Similar findings have since emerged for combination of panaxadiol with 5-FU [32].
However, one of the well-defined properties of ginseng is the stimulation of GI
peristalsis[33],
leading to potential exacerbation of irinotecan-associated diarrhea. This
highlights the need for more in vivo data
to model the safety of combining ginseng and CT. One notable study evaluating
ginseng safety in humans is that by Yun et al. examining its potential as a
cancer chemopreventive. No adverse effects were reported[34]. A
randomized placebo-controlled clinical trial evaluating the safety of Korean
Ginseng in alleviating symptoms of fatigue in CRC patients receiving FOLFOX-6
therapy has recently commenced (NCT02039635) which
will provide more information. Importantly, ginseng has been shown to
alleviate symptoms of depression and anxiety in a number of animal models [35].

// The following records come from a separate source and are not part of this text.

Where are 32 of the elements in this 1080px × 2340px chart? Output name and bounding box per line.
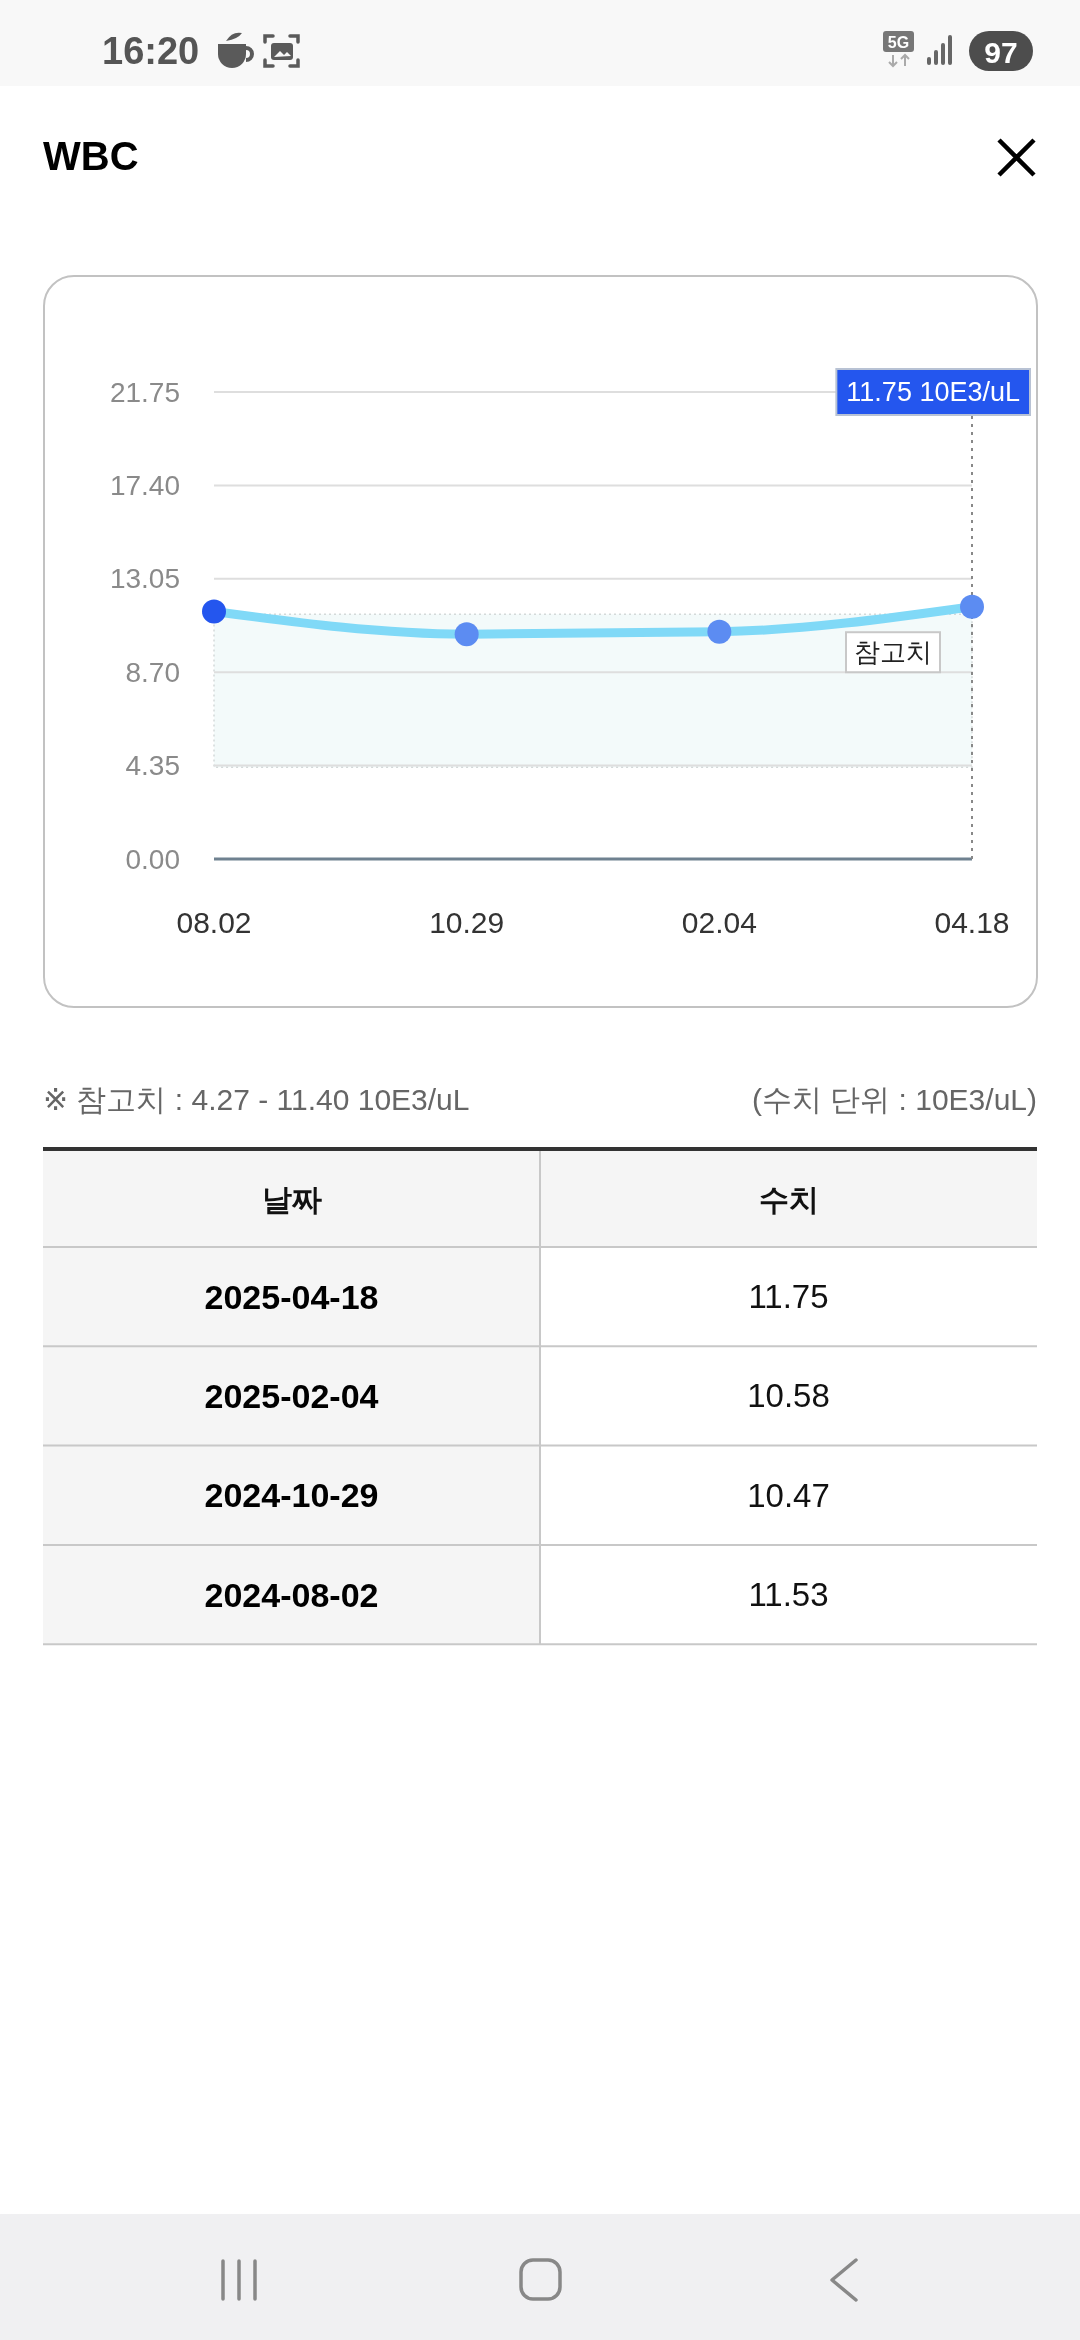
- y-tick-label: 21.75: [109, 376, 180, 408]
- text: 16:20: [102, 30, 200, 72]
- x-tick-label: 04.18: [934, 905, 1010, 939]
- x-tick-label: 02.04: [681, 905, 757, 939]
- x-tick-label: 10.29: [429, 905, 505, 939]
- text: 10.47: [747, 1476, 830, 1514]
- text: 날짜: [261, 1182, 322, 1216]
- text: 10.58: [747, 1377, 830, 1415]
- text: 2024-10-29: [204, 1476, 379, 1515]
- band-label: 참고치: [854, 637, 932, 668]
- chart-title: WBC: [43, 134, 139, 178]
- y-tick-label: 8.70: [125, 656, 180, 688]
- point: [454, 622, 479, 647]
- x-tick-label: 08.02: [176, 905, 252, 939]
- text: 97: [984, 35, 1018, 69]
- text: (수치 단위 : 10E3/uL): [751, 1082, 1037, 1116]
- text: 수치: [758, 1182, 819, 1216]
- point: [202, 599, 226, 624]
- text: 2025-04-18: [204, 1277, 379, 1316]
- point: [960, 594, 984, 619]
- point: [707, 619, 732, 644]
- text: ※ 참고치 : 4.27 - 11.40 10E3/uL: [43, 1082, 470, 1116]
- text: 2024-08-02: [204, 1575, 379, 1614]
- text: 11.53: [748, 1576, 829, 1614]
- text: 5G: [887, 33, 910, 51]
- y-tick-label: 4.35: [125, 750, 180, 782]
- text: 2025-02-04: [204, 1376, 379, 1415]
- ref-line-label: 11.75 10E3/uL: [846, 377, 1020, 407]
- y-tick-label: 17.40: [109, 469, 180, 501]
- y-tick-label: 13.05: [109, 563, 180, 595]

Studies show improved psychological wellbeing to increase the tolerance of
patients to dose-limiting CT toxicity[36].
Thus, ginseng and other herbal remedies may indirectly improve the therapeutic
window. Collaboration between the fields of molecular oncology and neuroscience
will undoubtedly contribute to characterizing the properties of ginseng as a CT
adjunct.
Conclusions
CHM has previously been dismissed by mainstream western
medicine due to its association with folklore and the supernatural. However,
research into this area has witnessed a revival, especially in CHM as adjuncts
to reduce dose-limiting toxicities of CT. The three compounds above all display
potent anti-tumour activity in vitro
but work is necessary to clarify their tolerability alongside CT in living
organisms. The plethora of clinical trials currently underway for PHY906 and ginseng
will be informative in this respect. Future work may also focus on identifying
metabolic pathways for CHMs and biomarkers predicting response.